Central bank monetary policy deals with fine margins. With high inflation, the woman who lives in a favela in northern Rio de Janeiro might struggle to even afford her daily meals. However, precedent shows that an aggressive hike in the interest rate to curb that inflation may also land the same woman in trouble, with unemployment levels likely to trend upwards. Certainly, markets will react with impulsiveness as businesses cower at the prospect of paying increased rates for loans.

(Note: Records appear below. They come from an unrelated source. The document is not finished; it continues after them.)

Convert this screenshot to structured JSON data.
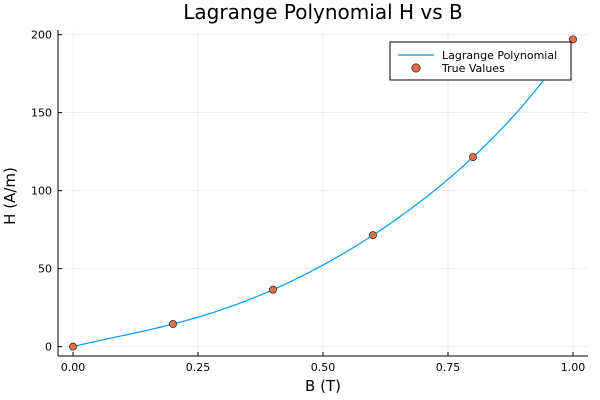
{
  "chart_data": {
    "type": "line",
    "title": "Lagrange Polynomial H vs B",
    "xlabel": "B (T)",
    "ylabel": "H (A/m)",
    "xlim": [
      -0.03,
      1.03
    ],
    "ylim": [
      -6,
      203
    ],
    "xticks": [
      0.0,
      0.25,
      0.5,
      0.75,
      1.0
    ],
    "xtick_labels": [
      "0.00",
      "0.25",
      "0.50",
      "0.75",
      "1.00"
    ],
    "yticks": [
      0,
      50,
      100,
      150,
      200
    ],
    "ytick_labels": [
      "0",
      "50",
      "100",
      "150",
      "200"
    ],
    "grid": true,
    "legend_position": "top-right",
    "series": [
      {
        "name": "Lagrange Polynomial",
        "kind": "line",
        "color": "#009af9",
        "x": [
          0.0,
          0.2,
          0.4,
          0.6,
          0.8,
          1.0
        ],
        "y": [
          0,
          14.5,
          36.5,
          71.5,
          121.5,
          197
        ]
      },
      {
        "name": "True Values",
        "kind": "scatter",
        "color": "#e26f46",
        "x": [
          0.0,
          0.2,
          0.4,
          0.6,
          0.8,
          1.0
        ],
        "y": [
          0,
          14.5,
          36.5,
          71.5,
          121.5,
          197
        ]
      }
    ]
  }
}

An Aggressive Monetary Policy Will Drive Short-term Volatility
The BCB stated that another large rate hike is likely when economists next meet in a month and a half, citing fears of continuing risks to the economy caused by spiraling inflation. This is proving a much more aggressive approach to monetary policy than the likes of the US. The latter has been slow to enact a tapering policy for fears of upsetting market stability. In the US, many business sectors are still sailing upon calm waters driven by the huge stimulus packages the central bank, the US Fed, continues to provide. Fears of creating any turbulent waves in that market landscape has led the Fed to adopt an extremely cautious approach to increasing rates in the US. Brazil is taking an inverse approach, digging in with all the tools at its disposal. The BCB style of monetary policy is likely to create a much more volatile and uncertain economic environment in the coming months, and markets will likely react with expected uncertainty.
Rate Hikes Will Likely Lower Inflation Rates
One outcome of the continuous hikes in Brazil’s Selic rate is certain. Loans will become more expensive and therefore, almost without question, inhibit business spending. For the average Brazilian on the other hand, if the BCB is even moderately successful, prices will stop increasing at a rampant pace. Speculators might then assume long-term poverty trends will reverse as inflation is curbed and the average person can once again afford her daily staples.
Looking back to 2003, Brazil’s inflation rates were almost entirely in the double digits, at an astonishing high of 17 percent year-on-year to May 2003. What we notice is that the BCB’s rate hikes had their desired effect, with inflation numbers again returning to a safer single-digit zone throughout 2004. Of course, we should never confuse causation with correlation, but the inverted 2003-2004 trend is a strong indicator nonetheless!
For the individual in northern Rio de Janeiro that loses her job, that wait for inflation to fall may prove excruciating, especially if she loses her job as a consequence of the Selic rate hike. The BCB nonetheless seems set on risking short-term market volatility and social unrest to avoid filling its vaults with wheelbarrows of worthless cash in the coming years.
If the rate hike will hit the real wages of the average Brazilian, can we expect social unrest? Reduced spending power could push the electorate to vote for a populist president in next year´s upcoming elections leading to excessive government spending and a return to high inflation.
I suspect we´ll have continued instability in the Brazilian economy.